What will Uludere tragedy change in Turkey?
No government statement or military justification can explain the killing of 35 people whose only fault was to be at the wrong place at the wrong time. More than half of the victims were teenagers who were trying to earn their livings by smuggling cigarettes from Iraq to Turkey. Described as “the operational mistake,” the incident however launched a deep and an intensified debate over the counter-terrorism methods and a political quarrel between the ruling and oppositional parties.
Prime Minister Recep Tayyip Erdoğan and later his deputy Beşir Atalay said the government will continue to be loyal to the rule of law in its anti-terror fight. Atalay also said the government was committed to improve democratic standards in the country and the new constitution will be the main tool in this end.
Erdoğan and Atalay’s statements are in line with last week’s National Security Council (MGK) decisions on giving more importance to the democratic norms in the security-freedoms equation, something long forgotten by the government.
In this sense, if it may be called so, the only positive result of the Uludere tragedy would be speeding up the works of the governments in this course.
However, the other side of the coin tells another story. Yesterday’s quarrel at the Parliament depicts a divided political picture between four major parties making more difficult a compromise over the new constitution. Leaders of four major parties who were accusing the others for exploiting the Uludere tragedy were in fact doing the same thing with sharp, indecent language.
In a not very surprising manner, Erdoğan and ruling party members slammed the Peace and Democracy Party (BDP) for trying to spoil the funerals of the victims and turning a humanitarian tragedy into an ethnic base political fray.
In return, the BDP spokespersons slammed the government’s overall policies which failed to bring about a sound solution to the Kurdish question. BDP’s leader Selahattin Demirtaş called the current picture an indication of “emotional division” between Turks and Kurds.
Republican People’s Party (CHP) leader Kemal Kılıçdaroğlu slammed the government for not taking responsibility over the incident and for trying to prevent him from visiting the region. The social democrats also used the Van earthquake and Uludere tragedy to increase the party’s visibility in the region.
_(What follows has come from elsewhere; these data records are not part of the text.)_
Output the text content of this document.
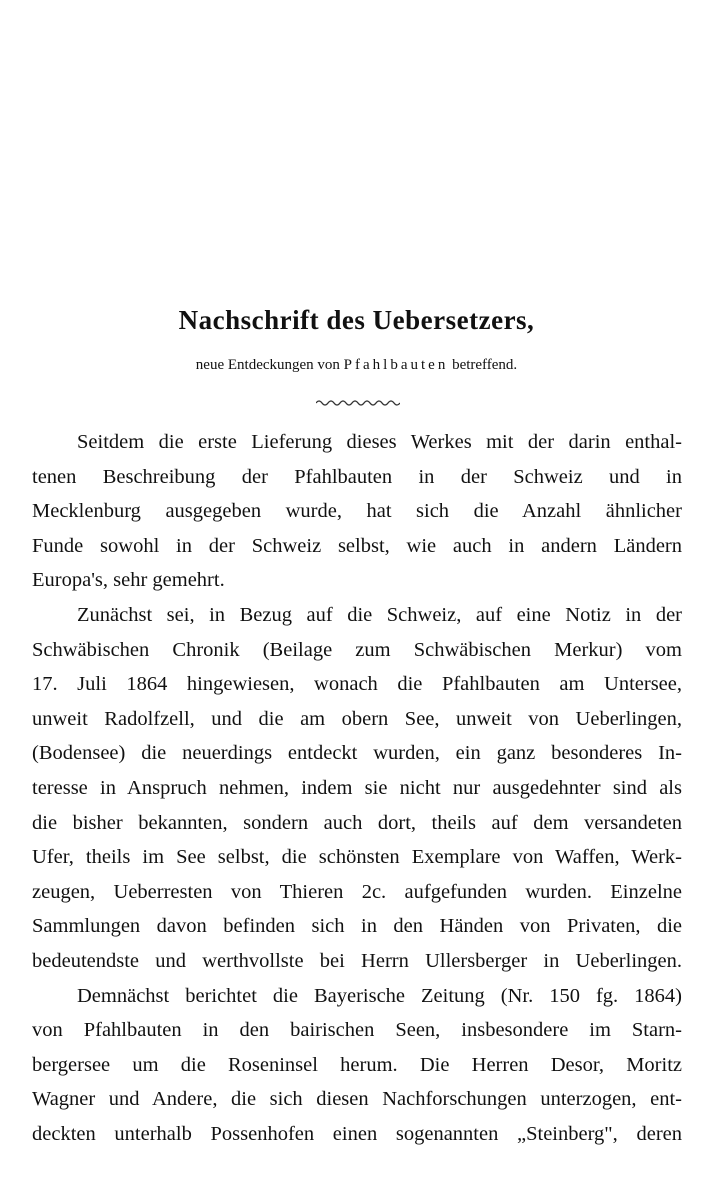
Nachschrift des Uebersetzers,

neue Entdeckungen von Pfahlbauten betreffend.

Seitdem die erste Lieferung dieses Werkes mit der darin enthal-
tenen Beschreibung der Pfahlbauten in der Schweiz und in
Mecklenburg ausgegeben wurde, hat sich die Anzahl ähnlicher
Funde sowohl in der Schweiz selbst, wie auch in andern Ländern
Europa's, sehr gemehrt.
Zunächst sei, in Bezug auf die Schweiz, auf eine Notiz in der
Schwäbischen Chronik (Beilage zum Schwäbischen Merkur) vom
17. Juli 1864 hingewiesen, wonach die Pfahlbauten am Untersee,
unweit Radolfzell, und die am obern See, unweit von Ueberlingen,
(Bodensee) die neuerdings entdeckt wurden, ein ganz besonderes In-
teresse in Anspruch nehmen, indem sie nicht nur ausgedehnter sind als
die bisher bekannten, sondern auch dort, theils auf dem versandeten
Ufer, theils im See selbst, die schönsten Exemplare von Waffen, Werk-
zeugen, Ueberresten von Thieren 2c. aufgefunden wurden. Einzelne
Sammlungen davon befinden sich in den Händen von Privaten, die
bedeutendste und werthvollste bei Herrn Ullersberger in Ueberlingen.
Demnächst berichtet die Bayerische Zeitung (Nr. 150 fg. 1864)
von Pfahlbauten in den bairischen Seen, insbesondere im Starn-
bergersee um die Roseninsel herum. Die Herren Desor, Moritz
Wagner und Andere, die sich diesen Nachforschungen unterzogen, ent-
deckten unterhalb Possenhofen einen sogenannten „Steinberg", deren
For obvious reasons, the Nationalist Movement Party (MHP) seemed to buy the army’s statements over the incident and urged the government not to cease the counter-terror activities against the PKK.
This divided picture is unlikely to produce common sense and compromise, something the country needs very much to solve its rooted questions. As a matter of course, the great portion of the responsibility in changing this picture for the good lies on the shoulders of the government which received every other vote of the Turkish people only six months ago.